Cenicienta tenía ahora 75 años.
Después de una vida plena con el Príncipe ya fallecido, estaba felizmente sentada en su mecedora, viendo el mundo pasar desde el porche de su casa, con un gato llamado Alan como compañía.
Una tarde soleada, de la nada, apareció el Hada Madrina.
Cenicienta dijo: “Hada Madrina, ¿qué haces aquí después de todos estos años?”
El Hada Madrina respondió: “Bueno, Cenicienta, como has llevado una vida buena y sana desde la última vez que nos vimos, he decidido concederte tres deseos.
¿Hay algo que tu corazón aún anhele?”.
Cenicienta se alegró mucho y, tras reflexionar un poco, casi en voz baja, expresó su primer deseo:
“Desearía ser rica más allá de lo comprensible”.
Al instante, su mecedora se convirtió en oro macizo. Cenicienta se quedó atónita.

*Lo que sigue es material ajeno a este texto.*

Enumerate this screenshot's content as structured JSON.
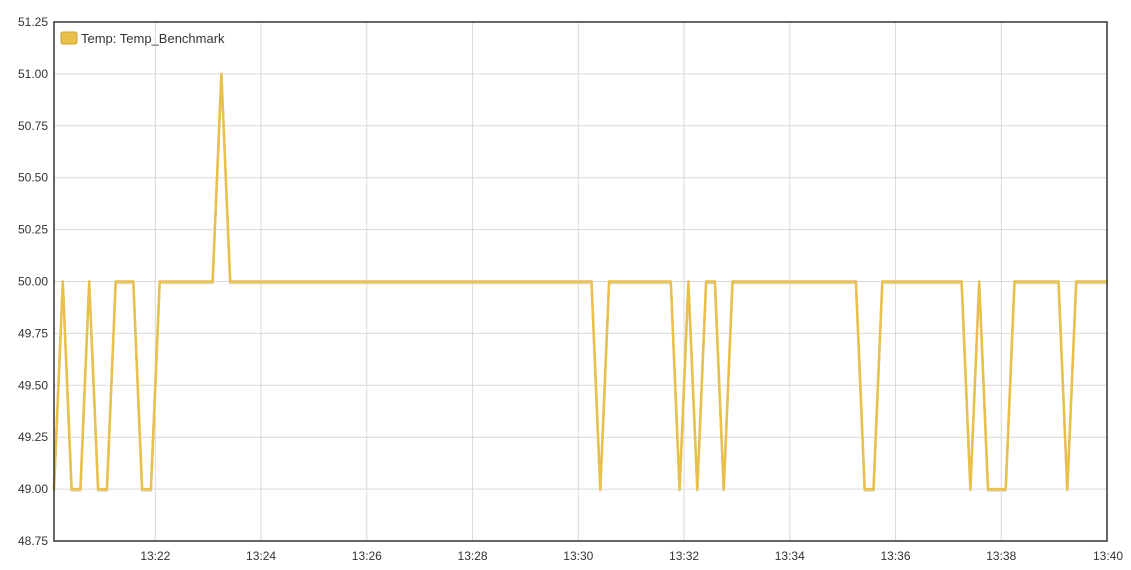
{
  "chart_data": {
    "type": "line",
    "title": "",
    "xlabel": "",
    "ylabel": "",
    "x_tick_labels": [
      "13:22",
      "13:24",
      "13:26",
      "13:28",
      "13:30",
      "13:32",
      "13:34",
      "13:36",
      "13:38",
      "13:40"
    ],
    "y_tick_labels": [
      "48.75",
      "49.00",
      "49.25",
      "49.50",
      "49.75",
      "50.00",
      "50.25",
      "50.50",
      "50.75",
      "51.00",
      "51.25"
    ],
    "xlim": [
      "13:20:05",
      "13:40:00"
    ],
    "ylim": [
      48.75,
      51.25
    ],
    "grid": true,
    "legend_position": "top-left",
    "series": [
      {
        "name": "Temp: Temp_Benchmark",
        "color": "#e8c04a",
        "x": [
          "13:20:05",
          "13:20:15",
          "13:20:25",
          "13:20:35",
          "13:20:45",
          "13:20:55",
          "13:21:05",
          "13:21:15",
          "13:21:25",
          "13:21:35",
          "13:21:45",
          "13:21:55",
          "13:22:05",
          "13:22:15",
          "13:22:25",
          "13:22:35",
          "13:22:45",
          "13:22:55",
          "13:23:05",
          "13:23:15",
          "13:23:25",
          "13:23:35",
          "13:30:15",
          "13:30:25",
          "13:30:35",
          "13:31:45",
          "13:31:55",
          "13:32:05",
          "13:32:15",
          "13:32:25",
          "13:32:35",
          "13:32:45",
          "13:32:55",
          "13:33:05",
          "13:35:15",
          "13:35:25",
          "13:35:35",
          "13:35:45",
          "13:37:15",
          "13:37:25",
          "13:37:35",
          "13:37:45",
          "13:37:55",
          "13:38:05",
          "13:38:15",
          "13:39:05",
          "13:39:15",
          "13:39:25",
          "13:40:00"
        ],
        "values": [
          49.0,
          50.0,
          49.0,
          49.0,
          50.0,
          49.0,
          49.0,
          50.0,
          50.0,
          50.0,
          49.0,
          49.0,
          50.0,
          50.0,
          50.0,
          50.0,
          50.0,
          50.0,
          50.0,
          51.0,
          50.0,
          50.0,
          50.0,
          49.0,
          50.0,
          50.0,
          49.0,
          50.0,
          49.0,
          50.0,
          50.0,
          49.0,
          50.0,
          50.0,
          50.0,
          49.0,
          49.0,
          50.0,
          50.0,
          49.0,
          50.0,
          49.0,
          49.0,
          49.0,
          50.0,
          50.0,
          49.0,
          50.0,
          50.0
        ]
      }
    ]
  }
}
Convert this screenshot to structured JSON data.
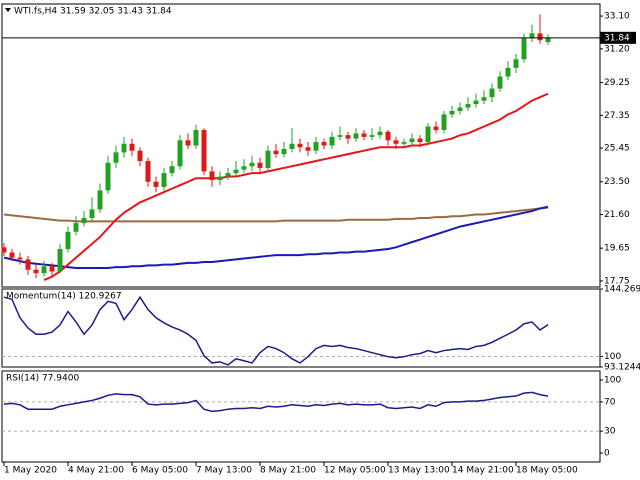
{
  "chart_data": [
    {
      "type": "candlestick",
      "title": "WTI.fs,H4  31.59 32.05 31.43 31.84",
      "ylim": [
        17.4,
        33.8
      ],
      "yticks": [
        {
          "value": 33.1,
          "label": "33.10"
        },
        {
          "value": 31.2,
          "label": "31.20"
        },
        29.25,
        27.35,
        25.45,
        {
          "value": 23.5,
          "label": "23.50"
        },
        {
          "value": 21.6,
          "label": "21.60"
        },
        19.65,
        17.75
      ],
      "last_price": 31.84,
      "up_color": "#22a022",
      "down_color": "#e01818",
      "open": [
        19.7,
        19.4,
        19.1,
        19.0,
        18.4,
        18.2,
        18.6,
        18.3,
        19.6,
        20.6,
        21.1,
        21.4,
        21.9,
        23.0,
        24.6,
        25.2,
        25.7,
        25.3,
        24.7,
        23.5,
        23.2,
        24.0,
        24.4,
        25.9,
        25.6,
        26.5,
        24.1,
        23.6,
        23.8,
        24.0,
        24.2,
        24.4,
        24.6,
        24.3,
        25.3,
        25.1,
        25.4,
        25.7,
        25.5,
        25.3,
        25.8,
        25.6,
        26.1,
        26.2,
        26.0,
        26.3,
        26.1,
        26.2,
        26.4,
        25.9,
        25.7,
        25.8,
        26.0,
        25.8,
        26.7,
        26.5,
        27.4,
        27.6,
        27.8,
        28.0,
        28.2,
        28.4,
        28.9,
        29.6,
        30.1,
        30.6,
        31.8,
        32.1,
        31.59
      ],
      "high": [
        19.95,
        19.6,
        19.4,
        19.2,
        18.7,
        18.9,
        18.8,
        19.9,
        20.9,
        21.5,
        21.8,
        22.6,
        23.4,
        25.0,
        25.6,
        26.1,
        26.0,
        25.5,
        24.9,
        23.8,
        24.3,
        24.7,
        26.2,
        26.3,
        26.8,
        26.6,
        24.4,
        24.1,
        24.3,
        24.7,
        24.8,
        25.0,
        24.9,
        25.6,
        25.7,
        25.8,
        26.6,
        26.0,
        25.8,
        26.1,
        26.0,
        26.4,
        26.7,
        26.4,
        26.6,
        26.5,
        26.6,
        26.7,
        26.5,
        26.1,
        26.0,
        26.3,
        26.2,
        26.9,
        27.0,
        27.6,
        27.9,
        28.1,
        28.4,
        28.6,
        28.8,
        29.2,
        29.9,
        30.5,
        30.9,
        32.1,
        32.6,
        33.2,
        32.05
      ],
      "low": [
        19.2,
        18.9,
        18.7,
        18.1,
        17.9,
        18.0,
        18.0,
        18.2,
        19.4,
        20.4,
        20.9,
        21.2,
        21.7,
        22.8,
        24.3,
        24.9,
        25.0,
        24.4,
        23.2,
        22.9,
        23.0,
        23.8,
        24.2,
        25.4,
        25.4,
        23.9,
        23.2,
        23.3,
        23.6,
        23.8,
        24.0,
        24.1,
        24.0,
        24.1,
        24.9,
        24.9,
        25.2,
        25.2,
        25.0,
        25.1,
        25.4,
        25.4,
        25.9,
        25.7,
        25.8,
        25.9,
        25.9,
        26.0,
        25.6,
        25.4,
        25.5,
        25.6,
        25.5,
        25.6,
        26.3,
        26.3,
        27.2,
        27.4,
        27.6,
        27.8,
        28.0,
        28.1,
        28.7,
        29.4,
        29.8,
        30.4,
        31.6,
        31.5,
        31.43
      ],
      "close": [
        19.4,
        19.1,
        19.0,
        18.4,
        18.2,
        18.6,
        18.3,
        19.6,
        20.6,
        21.1,
        21.4,
        21.9,
        23.0,
        24.6,
        25.2,
        25.7,
        25.3,
        24.7,
        23.5,
        23.2,
        24.0,
        24.4,
        25.9,
        25.6,
        26.5,
        24.1,
        23.6,
        23.8,
        24.0,
        24.2,
        24.4,
        24.6,
        24.3,
        25.3,
        25.1,
        25.4,
        25.7,
        25.5,
        25.3,
        25.8,
        25.6,
        26.1,
        26.2,
        26.0,
        26.3,
        26.1,
        26.2,
        26.4,
        25.9,
        25.7,
        25.8,
        26.0,
        25.8,
        26.7,
        26.5,
        27.4,
        27.6,
        27.8,
        28.0,
        28.2,
        28.4,
        28.9,
        29.6,
        30.1,
        30.6,
        31.8,
        32.1,
        31.7,
        31.84
      ],
      "overlays": [
        {
          "color": "#9c6a42",
          "values": [
            21.6,
            21.55,
            21.5,
            21.45,
            21.4,
            21.35,
            21.3,
            21.25,
            21.25,
            21.2,
            21.2,
            21.2,
            21.2,
            21.2,
            21.2,
            21.2,
            21.2,
            21.2,
            21.2,
            21.2,
            21.2,
            21.2,
            21.2,
            21.2,
            21.2,
            21.2,
            21.2,
            21.2,
            21.2,
            21.2,
            21.2,
            21.2,
            21.2,
            21.2,
            21.2,
            21.25,
            21.25,
            21.25,
            21.25,
            21.25,
            21.25,
            21.25,
            21.25,
            21.3,
            21.3,
            21.3,
            21.3,
            21.3,
            21.3,
            21.35,
            21.35,
            21.35,
            21.4,
            21.4,
            21.45,
            21.45,
            21.5,
            21.5,
            21.55,
            21.6,
            21.6,
            21.65,
            21.7,
            21.75,
            21.8,
            21.85,
            21.9,
            21.95,
            22.0
          ]
        },
        {
          "color": "#1a1ab4",
          "values": [
            19.1,
            19.0,
            18.9,
            18.8,
            18.75,
            18.7,
            18.65,
            18.6,
            18.55,
            18.5,
            18.5,
            18.5,
            18.5,
            18.5,
            18.55,
            18.55,
            18.6,
            18.6,
            18.65,
            18.65,
            18.7,
            18.7,
            18.75,
            18.8,
            18.8,
            18.85,
            18.85,
            18.9,
            18.95,
            19.0,
            19.05,
            19.1,
            19.15,
            19.2,
            19.25,
            19.25,
            19.25,
            19.25,
            19.3,
            19.3,
            19.35,
            19.35,
            19.4,
            19.4,
            19.45,
            19.45,
            19.5,
            19.55,
            19.6,
            19.7,
            19.85,
            20.0,
            20.15,
            20.3,
            20.45,
            20.6,
            20.75,
            20.9,
            21.0,
            21.1,
            21.2,
            21.3,
            21.4,
            21.5,
            21.6,
            21.7,
            21.8,
            21.95,
            22.05
          ]
        },
        {
          "color": "#e8141c",
          "values": [
            null,
            null,
            null,
            null,
            null,
            17.8,
            18.0,
            18.3,
            18.7,
            19.1,
            19.5,
            19.9,
            20.3,
            20.8,
            21.3,
            21.7,
            22.0,
            22.3,
            22.5,
            22.7,
            22.9,
            23.1,
            23.3,
            23.5,
            23.7,
            23.7,
            23.7,
            23.7,
            23.8,
            23.8,
            23.9,
            24.0,
            24.0,
            24.1,
            24.2,
            24.3,
            24.4,
            24.5,
            24.6,
            24.7,
            24.8,
            24.9,
            25.0,
            25.1,
            25.2,
            25.3,
            25.4,
            25.5,
            25.5,
            25.5,
            25.5,
            25.6,
            25.6,
            25.7,
            25.8,
            25.9,
            26.0,
            26.2,
            26.3,
            26.5,
            26.7,
            26.9,
            27.1,
            27.4,
            27.6,
            27.9,
            28.2,
            28.4,
            28.6
          ]
        }
      ]
    },
    {
      "type": "line",
      "title": "Momentum(14) 120.9267",
      "color": "#1c1c8c",
      "ylim": [
        93.1244,
        144.2699
      ],
      "yticks": [
        144.2699,
        100,
        93.1244
      ],
      "levels": [
        100
      ],
      "values": [
        138.9,
        137.5,
        125.4,
        118.7,
        114.6,
        114.6,
        116.0,
        120.7,
        129.5,
        122.7,
        114.6,
        120.7,
        130.8,
        136.2,
        134.8,
        124.1,
        130.8,
        138.9,
        130.8,
        125.4,
        122.1,
        119.4,
        117.4,
        114.6,
        110.6,
        100.5,
        95.8,
        96.5,
        94.5,
        98.5,
        97.2,
        95.8,
        102.5,
        106.6,
        105.2,
        102.5,
        98.5,
        95.8,
        99.9,
        105.2,
        107.3,
        106.6,
        107.3,
        105.9,
        105.2,
        103.9,
        102.5,
        101.2,
        99.9,
        99.2,
        99.9,
        101.2,
        101.9,
        103.9,
        102.5,
        103.9,
        104.6,
        105.2,
        104.6,
        106.6,
        107.3,
        109.3,
        112.0,
        114.6,
        117.4,
        121.4,
        122.7,
        117.4,
        120.9267
      ]
    },
    {
      "type": "line",
      "title": "RSI(14) 77.9400",
      "color": "#1c1c8c",
      "ylim": [
        -12.3,
        112.3
      ],
      "yticks": [
        100,
        70,
        30,
        0
      ],
      "levels": [
        70,
        30
      ],
      "values": [
        67,
        68,
        66,
        60,
        60,
        60,
        60,
        64,
        66,
        68,
        70,
        72,
        75,
        79,
        81,
        80,
        80,
        77,
        67,
        66,
        67,
        67,
        68,
        69,
        72,
        60,
        57,
        58,
        60,
        61,
        61,
        62,
        61,
        64,
        63,
        64,
        66,
        65,
        64,
        66,
        65,
        67,
        68,
        66,
        67,
        66,
        66,
        67,
        62,
        61,
        62,
        63,
        61,
        66,
        64,
        69,
        70,
        70,
        71,
        71,
        72,
        74,
        76,
        77,
        78,
        82,
        83,
        80,
        77.94
      ],
      "xticks": [
        {
          "value": 0,
          "label": "1 May 2020"
        },
        {
          "value": 8,
          "label": "4 May 21:00"
        },
        {
          "value": 16,
          "label": "6 May 05:00"
        },
        {
          "value": 24,
          "label": "7 May 13:00"
        },
        {
          "value": 32,
          "label": "8 May 21:00"
        },
        {
          "value": 40,
          "label": "12 May 05:00"
        },
        {
          "value": 48,
          "label": "13 May 13:00"
        },
        {
          "value": 56,
          "label": "14 May 21:00"
        },
        {
          "value": 64,
          "label": "18 May 05:00"
        }
      ]
    }
  ]
}
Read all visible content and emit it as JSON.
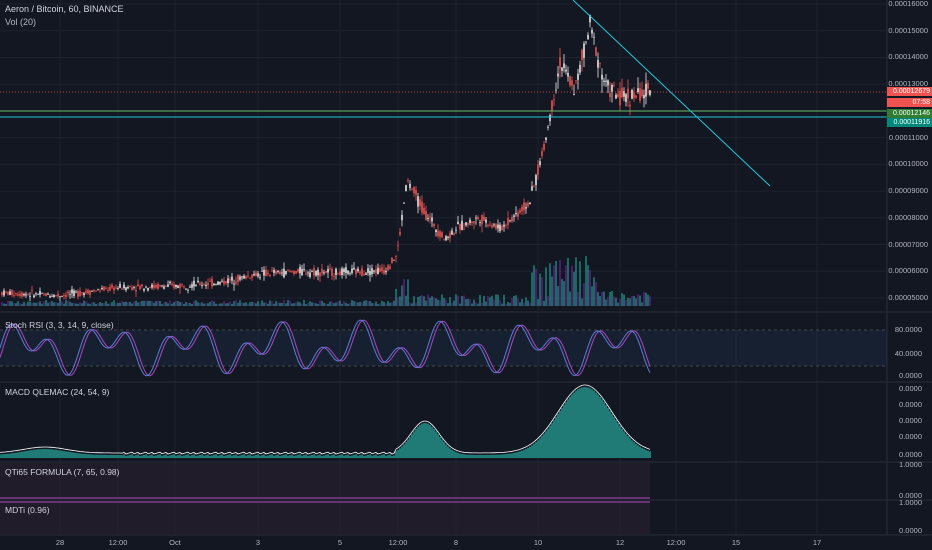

Alan, su viejo y fiel gato, saltó de su regazo y corrió hasta el borde del porche, temblando de miedo dijo: “¡Oh, gracias, Hada Madrina!”
El Hada Madrina respondió: “Es lo menos que puedo hacer. ¿Qué desea tu corazón para tu segundo deseo?”
Cenicienta miró su frágil cuerpo y dijo: “Desearía volver a ser joven y estar llena de la belleza de la juventud”.
Al instante, su deseo se hizo realidad, y su bello rostro juvenil regresó.
Cenicienta sintió en su interior una agitación que había permanecido dormida durante años.
Y el vigor y la vitalidad olvidados durante mucho tiempo empezaron a recorrer su alma:
“Tienes un deseo más, ¿qué vas a pedir?”
Cenicienta miró al asustado gato del rincón y dijo: “Deseo que transformes a Alan, mi viejo gato, en un joven hermoso y apuesto”.
Mágicamente, Alan experimentó de repente un cambio fundamental en su constitución biológica, que, cuando se completó, se presentó ante ella como un muchacho tan bello como ni ella ni el mundo habían visto nunca, tan bello que los pájaros empezaron a caer del cielo a sus pies.
El Hada Madrina volvió a hablar: “Felicidades, Cenicienta. Disfruta de tu nueva vida”.
Y, con una descarga de electricidad azul brillante, desapareció.
Durante unos instantes inquietantes, Alan y Cenicienta se miraron a los ojos.
Cenicienta se quedó sentada, sin aliento, contemplando al chico más increíblemente perfecto que jamás había visto.
Entonces Alan se acercó a Cenicienta, que estaba sentada en su mecedora, y la estrechó entre sus fuertes y juveniles brazos.
Se acercó a su oído y le susurró, soplando su cabello dorado con su cálido aliento:
“Apuesto a que ahora te arrepientes de haberme castrado, ¿verdad?”